As the product designer on the team, my role was to identify and design the different user flows for desktop and mobile. The team was made up of a Product Manager, Product Designer, Tech Lead, Front End engineer and User Researcher. I also worked closely with our iOS team to ensure that what we designed for desktop would transfer well to mobile.


One of the biggest challenges with designing this onboarding was that there were a ton of possible paths a user could take. We had to consider what device they were on (desktop, iOS or Android) and support whether or not they already had a Drift account.

Another challenge was working with the product itself. Drift Video is a Google Chrome extension and because of this, we had to design within the constraints of Google’s APIs while still providing a smooth experience for Drift’s users.


For the sake of clarity and focus, I’m going to focus on the specific details related to the desktop onboarding flow.

The first step was to identify the different user flows we needed to solve for. My PM and I worked closely here, and then prioritized which ones to tackle first.

I then made flow charts to visualize paths a user could take and what road blocks they might run into.
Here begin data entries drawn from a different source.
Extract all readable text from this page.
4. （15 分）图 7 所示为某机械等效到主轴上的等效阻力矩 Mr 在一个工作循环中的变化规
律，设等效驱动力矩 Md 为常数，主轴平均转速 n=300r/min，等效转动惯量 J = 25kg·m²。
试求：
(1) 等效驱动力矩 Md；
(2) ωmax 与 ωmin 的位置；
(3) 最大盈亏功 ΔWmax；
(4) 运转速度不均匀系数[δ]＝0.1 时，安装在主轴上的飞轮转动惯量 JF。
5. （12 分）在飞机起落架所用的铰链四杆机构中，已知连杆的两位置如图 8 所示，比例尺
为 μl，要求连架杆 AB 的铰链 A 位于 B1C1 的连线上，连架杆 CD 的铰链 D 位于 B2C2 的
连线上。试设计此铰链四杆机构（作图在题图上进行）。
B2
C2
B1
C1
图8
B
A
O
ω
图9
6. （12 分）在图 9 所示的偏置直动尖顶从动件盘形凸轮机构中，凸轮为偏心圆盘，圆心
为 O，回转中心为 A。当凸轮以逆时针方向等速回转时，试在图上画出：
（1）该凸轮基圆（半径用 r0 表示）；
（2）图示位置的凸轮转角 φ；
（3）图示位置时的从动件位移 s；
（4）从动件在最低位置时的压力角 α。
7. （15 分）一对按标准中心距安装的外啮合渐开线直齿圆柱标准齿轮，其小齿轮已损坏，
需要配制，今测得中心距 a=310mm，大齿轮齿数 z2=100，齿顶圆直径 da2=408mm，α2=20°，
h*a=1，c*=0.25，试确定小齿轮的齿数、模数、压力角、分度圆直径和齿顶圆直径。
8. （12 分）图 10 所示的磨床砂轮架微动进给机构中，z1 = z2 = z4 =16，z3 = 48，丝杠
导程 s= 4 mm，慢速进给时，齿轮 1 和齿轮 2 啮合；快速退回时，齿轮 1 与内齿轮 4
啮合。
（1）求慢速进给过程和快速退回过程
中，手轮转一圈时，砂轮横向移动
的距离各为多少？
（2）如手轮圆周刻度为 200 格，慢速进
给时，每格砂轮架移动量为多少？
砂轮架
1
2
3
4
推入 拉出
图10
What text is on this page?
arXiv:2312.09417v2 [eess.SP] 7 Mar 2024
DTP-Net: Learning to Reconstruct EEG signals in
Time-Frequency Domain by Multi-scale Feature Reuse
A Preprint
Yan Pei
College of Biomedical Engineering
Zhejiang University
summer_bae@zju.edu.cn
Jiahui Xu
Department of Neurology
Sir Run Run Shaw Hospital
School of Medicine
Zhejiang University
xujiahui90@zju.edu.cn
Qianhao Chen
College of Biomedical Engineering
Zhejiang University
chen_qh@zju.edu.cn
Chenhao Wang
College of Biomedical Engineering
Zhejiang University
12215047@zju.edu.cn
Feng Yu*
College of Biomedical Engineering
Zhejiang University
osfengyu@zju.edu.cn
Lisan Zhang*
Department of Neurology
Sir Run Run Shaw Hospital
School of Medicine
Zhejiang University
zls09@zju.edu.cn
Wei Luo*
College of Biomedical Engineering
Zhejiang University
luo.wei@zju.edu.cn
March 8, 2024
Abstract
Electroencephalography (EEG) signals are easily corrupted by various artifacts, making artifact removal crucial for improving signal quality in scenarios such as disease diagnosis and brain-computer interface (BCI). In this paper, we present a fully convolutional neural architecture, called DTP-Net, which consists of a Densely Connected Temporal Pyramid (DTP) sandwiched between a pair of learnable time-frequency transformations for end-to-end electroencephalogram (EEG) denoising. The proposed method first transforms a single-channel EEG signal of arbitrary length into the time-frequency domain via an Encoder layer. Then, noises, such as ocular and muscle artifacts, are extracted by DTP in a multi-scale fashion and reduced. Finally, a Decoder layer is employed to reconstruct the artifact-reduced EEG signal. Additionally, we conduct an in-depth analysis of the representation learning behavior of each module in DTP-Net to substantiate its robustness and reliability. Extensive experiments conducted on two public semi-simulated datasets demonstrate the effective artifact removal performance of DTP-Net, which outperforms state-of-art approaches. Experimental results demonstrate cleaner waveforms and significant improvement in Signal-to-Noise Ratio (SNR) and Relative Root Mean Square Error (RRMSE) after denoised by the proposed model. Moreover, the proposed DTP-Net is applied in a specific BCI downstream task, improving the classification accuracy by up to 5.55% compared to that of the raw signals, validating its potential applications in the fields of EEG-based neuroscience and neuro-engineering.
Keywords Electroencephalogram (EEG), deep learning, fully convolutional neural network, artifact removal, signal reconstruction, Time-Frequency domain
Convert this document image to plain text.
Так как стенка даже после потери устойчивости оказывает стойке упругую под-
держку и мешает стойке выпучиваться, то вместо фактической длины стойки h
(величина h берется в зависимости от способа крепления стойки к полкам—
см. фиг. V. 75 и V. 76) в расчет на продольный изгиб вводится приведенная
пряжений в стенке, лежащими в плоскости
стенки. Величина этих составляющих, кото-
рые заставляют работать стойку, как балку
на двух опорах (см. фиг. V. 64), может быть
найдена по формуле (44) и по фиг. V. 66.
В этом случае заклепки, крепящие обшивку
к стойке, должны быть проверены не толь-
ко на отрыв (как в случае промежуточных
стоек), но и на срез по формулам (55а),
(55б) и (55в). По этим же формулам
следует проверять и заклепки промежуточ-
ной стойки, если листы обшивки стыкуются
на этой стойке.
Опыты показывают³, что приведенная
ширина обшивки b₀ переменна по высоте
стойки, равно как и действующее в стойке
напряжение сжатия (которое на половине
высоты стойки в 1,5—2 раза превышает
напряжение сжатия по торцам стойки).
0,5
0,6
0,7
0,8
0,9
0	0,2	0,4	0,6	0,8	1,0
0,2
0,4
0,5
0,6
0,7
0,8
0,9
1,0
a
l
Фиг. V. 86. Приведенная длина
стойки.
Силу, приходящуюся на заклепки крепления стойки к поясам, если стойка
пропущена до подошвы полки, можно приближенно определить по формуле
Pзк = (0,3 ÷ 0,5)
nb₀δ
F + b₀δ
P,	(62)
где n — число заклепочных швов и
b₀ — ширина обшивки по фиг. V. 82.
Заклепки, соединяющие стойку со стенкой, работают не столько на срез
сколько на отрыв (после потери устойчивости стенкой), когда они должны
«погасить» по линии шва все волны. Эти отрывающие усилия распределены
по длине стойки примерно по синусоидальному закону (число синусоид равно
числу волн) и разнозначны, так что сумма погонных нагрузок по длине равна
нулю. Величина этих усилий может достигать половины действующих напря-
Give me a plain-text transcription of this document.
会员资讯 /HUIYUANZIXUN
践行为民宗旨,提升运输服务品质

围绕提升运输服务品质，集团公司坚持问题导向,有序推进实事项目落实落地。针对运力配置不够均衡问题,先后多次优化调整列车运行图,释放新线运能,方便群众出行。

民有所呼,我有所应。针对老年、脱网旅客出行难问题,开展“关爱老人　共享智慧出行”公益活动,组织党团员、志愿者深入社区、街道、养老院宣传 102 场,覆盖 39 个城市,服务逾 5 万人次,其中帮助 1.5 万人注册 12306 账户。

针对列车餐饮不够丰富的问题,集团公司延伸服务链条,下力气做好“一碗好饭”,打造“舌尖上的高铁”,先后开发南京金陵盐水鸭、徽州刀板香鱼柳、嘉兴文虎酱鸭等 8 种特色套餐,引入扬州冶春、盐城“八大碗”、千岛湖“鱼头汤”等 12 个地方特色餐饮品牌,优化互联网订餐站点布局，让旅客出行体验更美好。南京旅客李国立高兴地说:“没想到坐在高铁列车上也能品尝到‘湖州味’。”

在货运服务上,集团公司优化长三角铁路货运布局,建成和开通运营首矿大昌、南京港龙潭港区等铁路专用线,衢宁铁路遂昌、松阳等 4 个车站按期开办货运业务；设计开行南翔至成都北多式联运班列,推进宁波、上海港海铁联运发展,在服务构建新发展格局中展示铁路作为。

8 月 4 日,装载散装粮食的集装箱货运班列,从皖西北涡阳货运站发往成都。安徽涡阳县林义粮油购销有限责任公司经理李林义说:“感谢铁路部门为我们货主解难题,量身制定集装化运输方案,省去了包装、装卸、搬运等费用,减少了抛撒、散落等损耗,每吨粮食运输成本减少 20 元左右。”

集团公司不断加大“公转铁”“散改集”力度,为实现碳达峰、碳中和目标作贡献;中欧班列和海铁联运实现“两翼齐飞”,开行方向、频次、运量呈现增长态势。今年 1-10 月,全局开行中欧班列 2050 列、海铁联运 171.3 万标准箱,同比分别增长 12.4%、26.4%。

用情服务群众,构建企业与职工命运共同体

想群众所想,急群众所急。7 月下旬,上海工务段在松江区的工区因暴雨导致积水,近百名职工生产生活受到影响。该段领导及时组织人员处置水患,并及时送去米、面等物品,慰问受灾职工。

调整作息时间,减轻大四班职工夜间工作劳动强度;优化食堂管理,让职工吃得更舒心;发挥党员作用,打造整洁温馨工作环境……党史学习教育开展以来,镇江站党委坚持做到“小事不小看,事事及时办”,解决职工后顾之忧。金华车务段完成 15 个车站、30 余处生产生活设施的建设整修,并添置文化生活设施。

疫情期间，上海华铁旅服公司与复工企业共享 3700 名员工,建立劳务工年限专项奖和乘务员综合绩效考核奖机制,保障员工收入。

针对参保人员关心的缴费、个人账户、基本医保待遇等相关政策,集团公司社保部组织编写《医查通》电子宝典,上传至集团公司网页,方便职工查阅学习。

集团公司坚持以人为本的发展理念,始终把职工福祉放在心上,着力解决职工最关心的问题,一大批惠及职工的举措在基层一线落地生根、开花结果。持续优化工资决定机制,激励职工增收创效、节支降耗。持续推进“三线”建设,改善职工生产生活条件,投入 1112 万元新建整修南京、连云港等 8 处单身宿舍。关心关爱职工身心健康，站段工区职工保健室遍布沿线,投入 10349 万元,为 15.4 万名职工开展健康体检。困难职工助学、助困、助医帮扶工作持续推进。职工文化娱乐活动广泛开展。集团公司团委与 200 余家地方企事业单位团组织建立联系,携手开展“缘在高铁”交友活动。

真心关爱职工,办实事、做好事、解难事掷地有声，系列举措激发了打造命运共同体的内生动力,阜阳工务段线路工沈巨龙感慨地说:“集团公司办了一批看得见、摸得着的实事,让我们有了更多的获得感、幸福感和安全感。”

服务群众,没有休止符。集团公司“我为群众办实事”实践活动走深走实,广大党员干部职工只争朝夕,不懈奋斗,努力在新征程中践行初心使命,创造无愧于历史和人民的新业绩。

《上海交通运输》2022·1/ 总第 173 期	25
This was incredibly important to get the whole team and our stake holders on the same page. Whenever this question was asked: “what happens when…” the answer was to check the flow chart. And if the answer wasn’t there, then we uncovered a new scenario to add!

To get access to the product, users needed to download the Chrome extension. We leaned into our role model, Honey, and followed their pattern by bringing the Chrome Extension page to the user.

Once users got into the product - the next step was to record their first video! This is where we ran into the technical limitation of Google’s API - we weren’t allowed to open the Drift Video Chrome extension automatically.

This meant that instead of bringing the recording experience to the user, we had to rely on the user to find the recording experience themselves. And so we got creative and used bouncing arrows as a recurring signal to guide users to their next action. The repeated visual made it so that users knew exactly where to go to record their first video.

After users launch the Drift Video exension, they need to grant camera and microphone permissions to record their first video. This was a hurdle because of the perceived loss of privacy. To ease the fear, we made it clear “why” these permissions were so important to recording great videos that produce results. And if users really didn’t want to grant permissions, we had a screenrecording flow to handle that path as well.

During the process I tested with internal sales reps and iterated. Once I felt good with the designs, I worked with our research team who screened and user tested this design with brand new users on usertesting.com.


To learn whether or not we succeeded, we created a funnel to track key steps of a customer’s journey. From a customer’s perspective, we organized our funnel like this: 

Product enabled = I’ve created an account

Sign up completed = I’ve installed the Drift Video extension

Video created = I’ve created my first video!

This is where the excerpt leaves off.